Analysis of Variance (ANOVA) is a statistical method used to test differences between two or more means. ANOVA is used to test general, omnibus, rather than specific differences among means. The null hypothesis is that all the population group means are equal versus the alternative that at least one of the population means differs from the others.
Depending on the problem at hand there are several classes of ANOVA. For instance, if there is only one variable or factor that defines groups e.g. age which can be categorised in to several levels for instance <1, 1-5 and >=5 years, then we will talk of one-way ANOVA if the means of a particular quantity is to be compared across the three levels of age. If there are two factors that group observations then the comparison of the means in those groups will be done by two-way ANOVA. Other variants of ANOVA include, repeated measures ANOVA, nested designs and Latin square design.
This article describes the steps in performing one-way ANOVA. Some definition of terms is appropriate in describing how to calculate the test-statistic and consequently test the null hypothesis:
Degrees of freedom (DF): This is the number of values in the final calculation of a statistic (e.g. a mean) that are free to vary. Imagine a set of four numbers, whose mean is 10. There are lots of sets of four numbers with a mean of 10 but for any of these sets you can freely pick the first three numbers. The fourth and last number is out of your hands as soon as you pick the first three; because you have to ensure that the last number is picked such that the mean of the four is 10. In this case it will be said that the set has 3 degrees of freedom; the number elements in the set that are allowed to vary freely.

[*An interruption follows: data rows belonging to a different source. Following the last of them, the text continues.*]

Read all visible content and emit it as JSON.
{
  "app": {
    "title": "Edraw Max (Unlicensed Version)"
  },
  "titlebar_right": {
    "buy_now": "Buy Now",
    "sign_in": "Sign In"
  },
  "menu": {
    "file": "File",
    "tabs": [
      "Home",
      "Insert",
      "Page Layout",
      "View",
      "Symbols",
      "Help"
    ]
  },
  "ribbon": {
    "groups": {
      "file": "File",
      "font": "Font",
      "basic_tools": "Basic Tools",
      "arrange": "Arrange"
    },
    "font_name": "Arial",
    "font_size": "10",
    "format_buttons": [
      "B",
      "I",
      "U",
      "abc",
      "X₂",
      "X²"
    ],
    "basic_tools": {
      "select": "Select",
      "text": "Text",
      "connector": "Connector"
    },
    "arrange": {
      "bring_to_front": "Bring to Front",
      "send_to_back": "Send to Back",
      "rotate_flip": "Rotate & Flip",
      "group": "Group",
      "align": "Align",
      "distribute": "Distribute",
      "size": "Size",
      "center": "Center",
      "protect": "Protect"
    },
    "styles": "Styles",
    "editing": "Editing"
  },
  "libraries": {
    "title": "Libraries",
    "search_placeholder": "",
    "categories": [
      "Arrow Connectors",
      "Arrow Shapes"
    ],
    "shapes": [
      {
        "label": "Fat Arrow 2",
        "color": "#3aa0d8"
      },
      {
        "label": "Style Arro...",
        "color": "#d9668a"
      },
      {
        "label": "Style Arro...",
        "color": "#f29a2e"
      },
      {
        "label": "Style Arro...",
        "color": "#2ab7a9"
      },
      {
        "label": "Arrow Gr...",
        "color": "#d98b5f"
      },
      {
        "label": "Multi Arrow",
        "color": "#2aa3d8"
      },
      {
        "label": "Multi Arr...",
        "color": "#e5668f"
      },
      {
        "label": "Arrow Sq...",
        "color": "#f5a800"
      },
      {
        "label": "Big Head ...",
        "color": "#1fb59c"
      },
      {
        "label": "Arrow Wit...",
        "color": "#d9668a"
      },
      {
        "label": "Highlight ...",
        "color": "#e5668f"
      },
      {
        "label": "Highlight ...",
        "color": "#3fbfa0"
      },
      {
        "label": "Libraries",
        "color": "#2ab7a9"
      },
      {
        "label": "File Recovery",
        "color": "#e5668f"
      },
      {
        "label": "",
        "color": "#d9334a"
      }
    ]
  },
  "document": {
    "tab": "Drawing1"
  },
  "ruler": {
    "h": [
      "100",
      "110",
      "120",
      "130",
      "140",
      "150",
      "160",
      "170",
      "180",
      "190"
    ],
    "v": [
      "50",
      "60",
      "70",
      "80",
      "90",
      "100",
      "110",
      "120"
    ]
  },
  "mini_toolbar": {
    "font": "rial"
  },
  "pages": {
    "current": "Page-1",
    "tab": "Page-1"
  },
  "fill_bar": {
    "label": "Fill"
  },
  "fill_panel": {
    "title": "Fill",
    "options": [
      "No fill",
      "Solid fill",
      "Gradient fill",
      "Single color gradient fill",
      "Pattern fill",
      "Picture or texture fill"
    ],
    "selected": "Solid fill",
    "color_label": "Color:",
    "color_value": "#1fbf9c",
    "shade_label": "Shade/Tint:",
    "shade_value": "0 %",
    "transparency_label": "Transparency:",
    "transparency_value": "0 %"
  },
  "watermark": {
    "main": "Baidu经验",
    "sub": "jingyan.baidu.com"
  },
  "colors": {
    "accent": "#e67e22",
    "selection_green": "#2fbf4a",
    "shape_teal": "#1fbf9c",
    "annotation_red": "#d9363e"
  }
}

The DF for the variable (e.g. Age group) in ANOVA is calculated by taking the number of group levels (called k) minus 1 (i.e. k – 1). The DF for Error is found by taking the total sample size, N, minus k (i.e. N – k). This is because we lose one degree of freedom every time we estimate each of the k group means. The DF for Total is found by N – 1; we lose on degree of freedom when we estimate the grand mean, the mean of all samples independent of the group they are in.
Sum of Squares (SS): The between-group SS, or SSB, is a measure of the variation in the data between the groups. It is the sum of squared deviations from the overall mean of each of the k group means. The error SS, or SSE, or within-group sum of squares (SSW) is the sum of squared deviations of each observation from its group mean. The total SS, or SST, is the sum of squared deviation of each observation from the grand/overall mean. These values are additive such that SST = SSB + SSW.
F-statistic: This is the test statistic used for ANOVA. It is calculated Mean Square (MS) for the factor/variable (MSR = SSB/DF for the variable) divided by the MS of the error (MSE=SSW/DF for error). The F-statistic is a ratio of the variability between groups compared to the variability within the groups. If this ratio is larger than 1 there is more variability between groups than within groups.
p-value: The meaning of p-value has been discussed elsewhere. In the context of ANOVA, it is the probability of obtaining an F-statistic greater than that observed if the null hypothesis was true. The null hypothesis is that all the group population means are equal versus the alternative that at least one is not equal. This probability is obtained by comparing the calculated F-statistic to the theoretical F-distribution. If the p-value is less than the conventional critical value of 0.05 then there is sufficient evidence to reject the null hypothesis. In the case the null hypothesis is rejected, further pairwise tests have to be conducted to determine which particular group means are significantly different. These are called post-hoc tests.
For the validity of the results, some assumptions have to be checked to hold before the ANOVA technique is applied. These are:
- Each level of the factor is applied to a sample.
- The population from which the sample was obtained must be normally distributed.
- The samples must be independent.
- The variances of the population must be equal.
There are alternative methods or modifications of the base case ANOVA, which are applicable when some of these assumptions are violated but those are not discussed in this article.